We confirmed that CBDA decarboxylation is a pseudo-first order reaction resulting in an exponential decrease of CBDA and an increase of CBD mass fractions. CBD starts to degrade after a specific time at a specific temperature. The course of CBDA decarboxylation depends on time, temperature, and the chemical composition of the sample. Experimentally, the optimal conditions to turn CBDA to CBD are heating at 140 °C for 30 min. Steps presented in our study could be used to create a model for different conditions for individual use.
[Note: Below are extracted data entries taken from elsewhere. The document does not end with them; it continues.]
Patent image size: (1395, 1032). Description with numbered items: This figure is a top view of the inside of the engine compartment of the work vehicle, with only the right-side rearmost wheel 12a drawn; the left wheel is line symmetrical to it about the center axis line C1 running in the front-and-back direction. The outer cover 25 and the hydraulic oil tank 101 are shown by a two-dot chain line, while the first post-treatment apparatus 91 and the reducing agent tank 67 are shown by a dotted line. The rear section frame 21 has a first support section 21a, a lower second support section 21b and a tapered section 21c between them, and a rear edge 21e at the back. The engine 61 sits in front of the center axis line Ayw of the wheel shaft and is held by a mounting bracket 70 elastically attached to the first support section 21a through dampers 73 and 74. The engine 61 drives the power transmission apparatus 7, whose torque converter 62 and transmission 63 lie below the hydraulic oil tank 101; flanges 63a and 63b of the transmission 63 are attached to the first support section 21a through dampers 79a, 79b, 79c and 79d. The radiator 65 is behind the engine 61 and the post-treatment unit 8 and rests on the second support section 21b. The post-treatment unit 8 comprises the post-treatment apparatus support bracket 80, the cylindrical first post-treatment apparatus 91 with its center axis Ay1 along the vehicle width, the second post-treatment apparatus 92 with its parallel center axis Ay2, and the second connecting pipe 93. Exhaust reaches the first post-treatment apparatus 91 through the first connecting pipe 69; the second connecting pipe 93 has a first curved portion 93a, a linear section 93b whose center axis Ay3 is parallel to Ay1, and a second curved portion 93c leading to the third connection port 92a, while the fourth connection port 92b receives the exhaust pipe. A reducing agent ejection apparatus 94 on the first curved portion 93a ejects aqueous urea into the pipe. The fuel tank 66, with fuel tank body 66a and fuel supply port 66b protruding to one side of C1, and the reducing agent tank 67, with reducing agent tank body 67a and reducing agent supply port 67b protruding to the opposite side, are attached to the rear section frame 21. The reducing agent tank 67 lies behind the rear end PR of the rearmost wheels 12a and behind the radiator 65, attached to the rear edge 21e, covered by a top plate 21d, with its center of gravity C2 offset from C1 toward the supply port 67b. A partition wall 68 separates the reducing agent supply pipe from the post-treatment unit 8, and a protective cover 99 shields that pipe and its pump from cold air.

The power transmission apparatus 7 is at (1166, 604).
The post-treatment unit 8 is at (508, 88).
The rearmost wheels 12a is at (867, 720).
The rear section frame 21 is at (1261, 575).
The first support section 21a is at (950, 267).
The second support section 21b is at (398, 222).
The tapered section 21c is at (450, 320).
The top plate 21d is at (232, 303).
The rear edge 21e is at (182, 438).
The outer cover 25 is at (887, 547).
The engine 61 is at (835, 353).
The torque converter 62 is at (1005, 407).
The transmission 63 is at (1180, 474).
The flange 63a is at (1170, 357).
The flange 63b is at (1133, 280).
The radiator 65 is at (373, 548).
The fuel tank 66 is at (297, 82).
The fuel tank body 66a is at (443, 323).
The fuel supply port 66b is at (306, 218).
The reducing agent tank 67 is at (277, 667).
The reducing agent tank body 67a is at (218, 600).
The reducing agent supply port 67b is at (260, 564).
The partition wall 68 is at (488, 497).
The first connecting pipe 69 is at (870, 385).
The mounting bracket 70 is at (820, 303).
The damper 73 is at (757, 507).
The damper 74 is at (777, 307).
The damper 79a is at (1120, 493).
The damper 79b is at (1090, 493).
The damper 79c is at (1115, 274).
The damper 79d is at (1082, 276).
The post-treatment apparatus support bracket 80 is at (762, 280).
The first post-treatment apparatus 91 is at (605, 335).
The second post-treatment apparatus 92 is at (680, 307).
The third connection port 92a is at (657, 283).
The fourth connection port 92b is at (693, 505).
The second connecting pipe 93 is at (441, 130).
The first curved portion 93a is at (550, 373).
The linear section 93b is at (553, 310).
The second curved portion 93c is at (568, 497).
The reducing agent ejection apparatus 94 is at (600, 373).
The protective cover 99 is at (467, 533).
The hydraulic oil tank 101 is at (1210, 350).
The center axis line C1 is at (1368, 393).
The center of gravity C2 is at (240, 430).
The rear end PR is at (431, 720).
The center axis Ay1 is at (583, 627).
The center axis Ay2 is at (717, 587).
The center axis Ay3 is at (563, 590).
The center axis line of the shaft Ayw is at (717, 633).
Computational analysis has shown that the mechanism of CBDA decarboxylation is a direct beta-keto acid pathway in which the reaction rate depends on the transfer of hydrogen from the hydroxyl group to the alpha ring carbon after which hydrogen from the carboxyl group is transferred to the keto group and the alpha carbon to a carboxyl group, resulting in CBD formation. The computational analysis of the reaction mechanism has suggested that in the future the rate of decarboxylation could be controlled by using different salts of the CBDA which can influence the structure of the intermediary state.